Heroes are born in trying times, and in Hazare, who once sold flowers for a 
living, middle India has found an icon who echoed their growing disgust with 
scandal after scandal. Filmstar Aamir Khan spoke for many in India when he told 
Anna supporters amid singing and chanting that "Anna is the real hero". 

"Anna has inspired us all. He has acted as a symbol of public aspirations and a 
bridge between the old and the youth against the increasing corruption," says 
Goverdhan Singh Jamwal, 84-year-old major general, who took part in the Hazare 
movement. 

Hazare, who has deftly deployed Gandhian weapons of fasting to protest against 
corruption and injustice in his native village of Ralegan Siddhi and in 
Maharashtra where he has taken up diverse causes, came into the national 
spotlight in April when he fasted for five days for a strong Lokpal bill. It 
forced the government to form a 10-member panel to draft the legislation. 
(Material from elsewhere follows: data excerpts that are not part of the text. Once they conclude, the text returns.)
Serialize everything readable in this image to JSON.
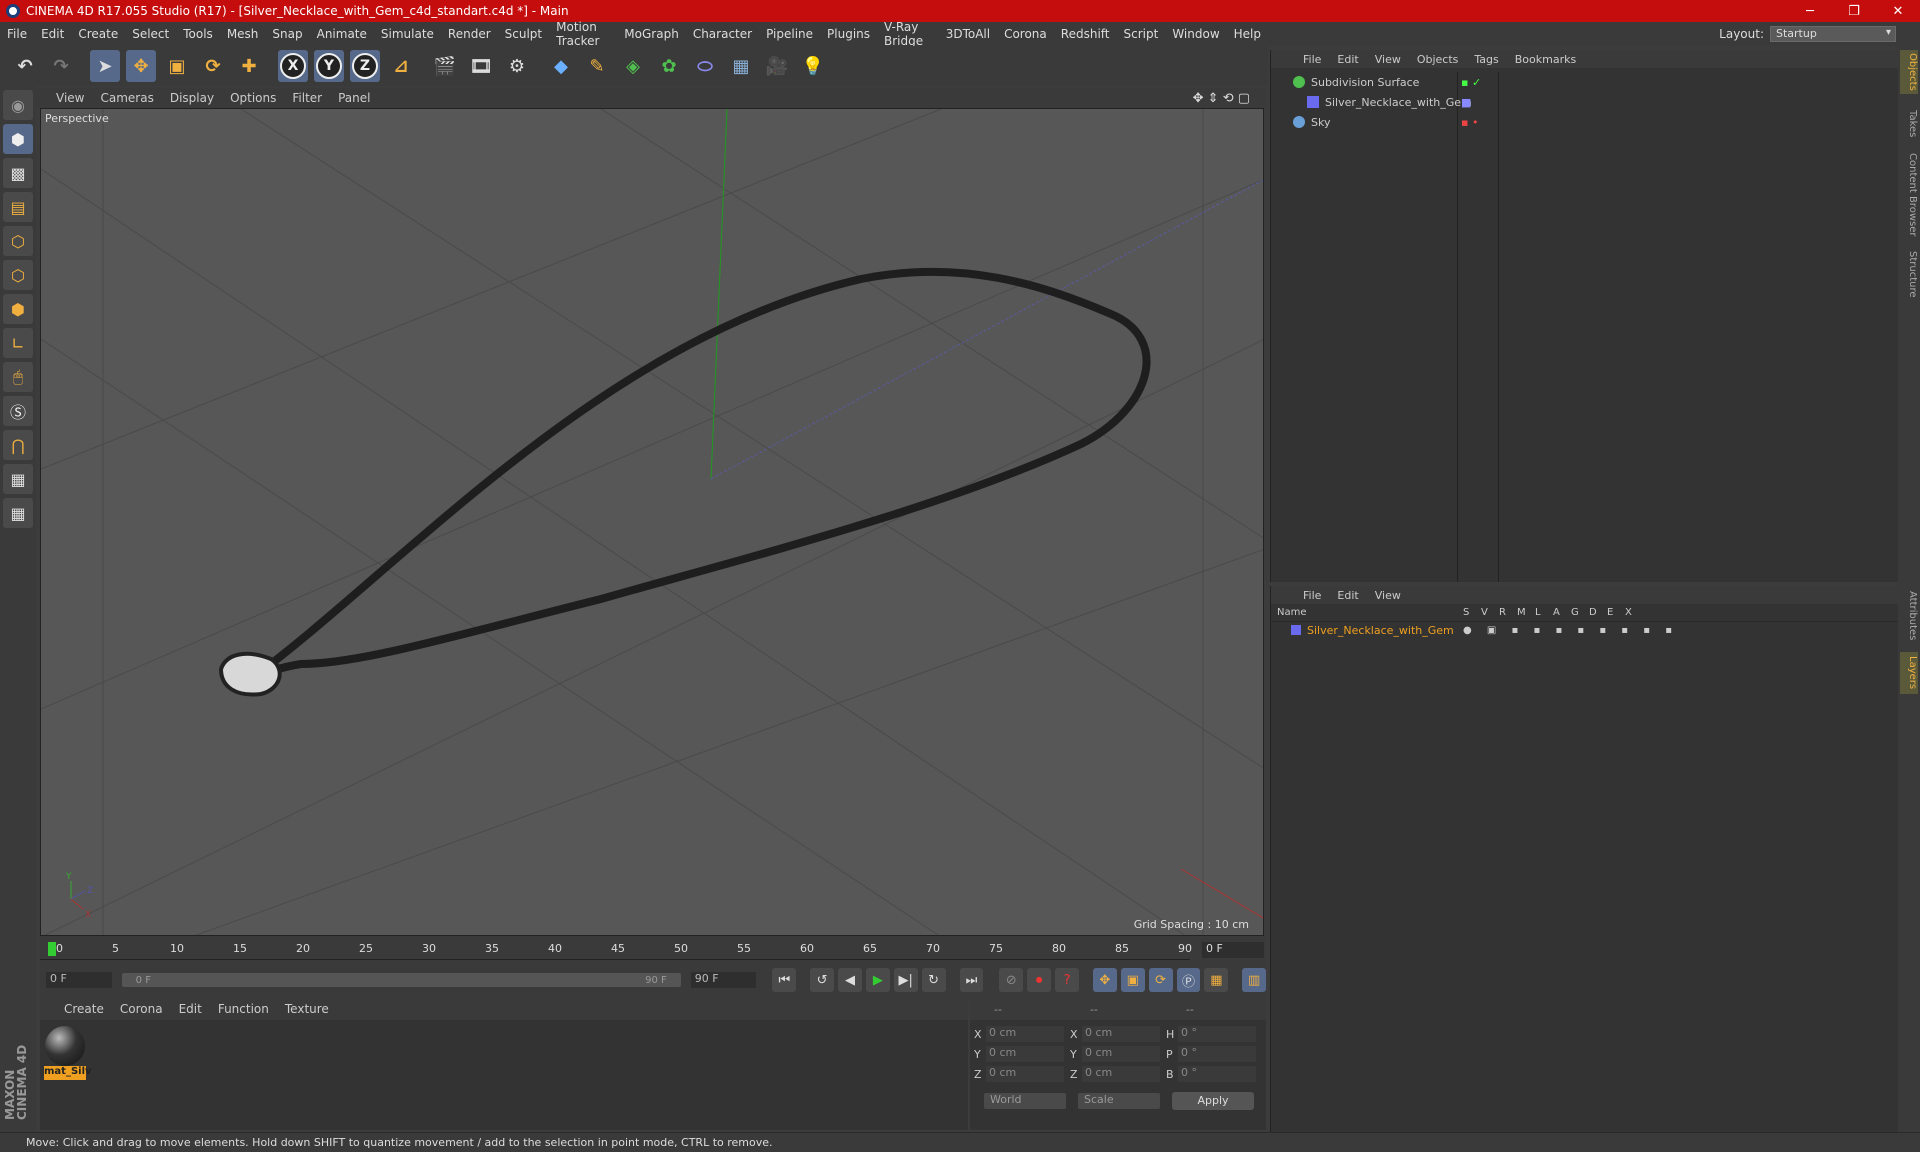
{
  "window": {
    "title": "CINEMA 4D R17.055 Studio (R17) - [Silver_Necklace_with_Gem_c4d_standart.c4d *] - Main"
  },
  "menu": [
    "File",
    "Edit",
    "Create",
    "Select",
    "Tools",
    "Mesh",
    "Snap",
    "Animate",
    "Simulate",
    "Render",
    "Sculpt",
    "Motion Tracker",
    "MoGraph",
    "Character",
    "Pipeline",
    "Plugins",
    "V-Ray Bridge",
    "3DToAll",
    "Corona",
    "Redshift",
    "Script",
    "Window",
    "Help"
  ],
  "layout": {
    "label": "Layout:",
    "value": "Startup"
  },
  "toolbar": {
    "x": "X",
    "y": "Y",
    "z": "Z"
  },
  "viewport": {
    "menu": [
      "View",
      "Cameras",
      "Display",
      "Options",
      "Filter",
      "Panel"
    ],
    "name": "Perspective",
    "grid_spacing": "Grid Spacing : 10 cm"
  },
  "timeline": {
    "ticks": [
      "0",
      "5",
      "10",
      "15",
      "20",
      "25",
      "30",
      "35",
      "40",
      "45",
      "50",
      "55",
      "60",
      "65",
      "70",
      "75",
      "80",
      "85",
      "90"
    ],
    "current": "0 F",
    "start": "0 F",
    "range_start": "0 F",
    "range_end": "90 F",
    "end": "90 F"
  },
  "materials": {
    "menu": [
      "Create",
      "Corona",
      "Edit",
      "Function",
      "Texture"
    ],
    "items": [
      {
        "name": "mat_Silv"
      }
    ]
  },
  "coords": {
    "headers": [
      "--",
      "--",
      "--"
    ],
    "rows": [
      {
        "a": "X",
        "av": "0 cm",
        "b": "X",
        "bv": "0 cm",
        "c": "H",
        "cv": "0 °"
      },
      {
        "a": "Y",
        "av": "0 cm",
        "b": "Y",
        "bv": "0 cm",
        "c": "P",
        "cv": "0 °"
      },
      {
        "a": "Z",
        "av": "0 cm",
        "b": "Z",
        "bv": "0 cm",
        "c": "B",
        "cv": "0 °"
      }
    ],
    "space": "World",
    "mode": "Scale",
    "apply": "Apply"
  },
  "objects": {
    "menu": [
      "File",
      "Edit",
      "View",
      "Objects",
      "Tags",
      "Bookmarks"
    ],
    "items": [
      {
        "name": "Subdivision Surface",
        "color": "#4fbf4f"
      },
      {
        "name": "Silver_Necklace_with_Gem",
        "color": "#6a6aee"
      },
      {
        "name": "Sky",
        "color": "#6aa0d8"
      }
    ]
  },
  "layers": {
    "menu": [
      "File",
      "Edit",
      "View"
    ],
    "cols": [
      "Name",
      "S",
      "V",
      "R",
      "M",
      "L",
      "A",
      "G",
      "D",
      "E",
      "X"
    ],
    "items": [
      {
        "name": "Silver_Necklace_with_Gem",
        "color": "#f0a020"
      }
    ]
  },
  "sidetabs": [
    "Objects",
    "Takes",
    "Content Browser",
    "Structure",
    "Attributes",
    "Layers"
  ],
  "status": "Move: Click and drag to move elements. Hold down SHIFT to quantize movement / add to the selection in point mode, CTRL to remove.",
  "brand": "MAXON CINEMA 4D"
}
Four months later, Hazare undertook another fast for the same cause when he saw 
that the government had not agreed to all their conditions and this time he 
captured the people's imagination - thanks to 24X7 TV coverage of his movement 
- like few have in the last few decades. He became a national icon when he was 
arrested Aug 16 before he began his fast and was put in Tihar jail and was 
released under mounting public pressure. 

After 12 days of fasting and sustained media attention, fed astutely by his 
SMS-wielding tech-savvy minders, Hazare may have got unprecedented national 
limelight now, but the diminutive activist, clad in the traditional white 
kurta-pyjama and a Gandhi cap, has been a quiet revolutionary back in his home 
state Maharashtra for decades. 

Much like Mahatma Gandhi, Anna Hazare -- born Kisan Baburao Hazare -- began his 
activist life in a humble way. 

His first target was his own village, Ralegan Siddhi in Ahmednagar district. It 
was a miserable and drought-prone place with insufficient rainfall and lacking 
any economic base. In 1975, he launched watershed development programmes and 
persuaded people to change their ways and managed to transform the barely 
breathing village to one Mahatma Gandhi would have been proud of.